Public Service ministry Permanent Secretary, Catherine Musingwiire revealed that government agencies have in FY 2018/19 taken Shs10.2trillion of the national budget, an expenditure that she says is suffocating government coffers with little efficiency in service delivery.
“We are merging good practices not pouring the bath water with the baby. Departments are headed by commissioners and all these are positions up for grabs. In the short run, we expect to get efficiency in some obsolete agencies and post-savings by merging administrative functions because Agencies have been taking 37% of wage bill,” Musingwiire said.
Tumwebaze said that the restructuring process will take effect when legal frameworks that brought the affected agencies into place are harmonized by Parliament through amending the various Acts or repealing the acts.
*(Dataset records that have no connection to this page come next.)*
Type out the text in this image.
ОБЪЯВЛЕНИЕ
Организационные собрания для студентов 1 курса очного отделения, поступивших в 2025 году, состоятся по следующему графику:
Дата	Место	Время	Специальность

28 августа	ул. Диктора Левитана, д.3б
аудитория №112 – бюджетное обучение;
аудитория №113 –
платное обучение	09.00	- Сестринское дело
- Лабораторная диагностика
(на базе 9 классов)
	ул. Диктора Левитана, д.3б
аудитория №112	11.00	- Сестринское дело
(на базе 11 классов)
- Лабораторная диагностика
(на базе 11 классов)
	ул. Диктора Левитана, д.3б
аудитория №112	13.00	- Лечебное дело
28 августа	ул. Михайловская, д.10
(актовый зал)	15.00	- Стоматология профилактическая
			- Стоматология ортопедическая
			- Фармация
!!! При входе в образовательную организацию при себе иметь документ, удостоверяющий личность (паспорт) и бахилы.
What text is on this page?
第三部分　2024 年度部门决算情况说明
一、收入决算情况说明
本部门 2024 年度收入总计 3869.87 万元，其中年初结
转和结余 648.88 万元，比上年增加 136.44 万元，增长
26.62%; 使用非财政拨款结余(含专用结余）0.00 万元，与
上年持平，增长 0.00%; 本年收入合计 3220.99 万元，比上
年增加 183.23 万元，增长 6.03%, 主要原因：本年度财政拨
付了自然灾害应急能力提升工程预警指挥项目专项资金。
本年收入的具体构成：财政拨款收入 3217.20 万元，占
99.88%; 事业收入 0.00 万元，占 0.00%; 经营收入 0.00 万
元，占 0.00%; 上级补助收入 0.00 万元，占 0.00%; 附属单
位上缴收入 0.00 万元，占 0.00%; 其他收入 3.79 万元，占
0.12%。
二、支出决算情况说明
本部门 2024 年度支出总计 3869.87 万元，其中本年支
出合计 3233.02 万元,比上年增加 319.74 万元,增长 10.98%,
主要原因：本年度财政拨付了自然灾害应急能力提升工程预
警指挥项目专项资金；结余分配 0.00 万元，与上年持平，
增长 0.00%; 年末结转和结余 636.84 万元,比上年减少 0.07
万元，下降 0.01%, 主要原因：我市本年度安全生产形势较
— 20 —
According to cabinet resolution paper, the rationalization is required to (i) align the functions, structures, plans and budgets of Government Institutions based on National strategic goals and priorities for efficiency in the provision of public services (ii); to eliminate functional ambiguities, duplications and overlaps among Government Institutions; (iii) to eliminate wasteful expenditures in Agencies, Commissions and Authorities with a view to allocating those resources to other priority areas for socio-economic development of the country;(iv) to harmonize wages between employees of Agencies, Commissions and Authorities and traditional Public Service in order to improve motivation of Public Officers; and (v) to streamline the legal and institutional frameworks to ensure the retained Agencies, Commission and Authorities are well aligned and more accountable to the citizens and mainstream Government Ministries.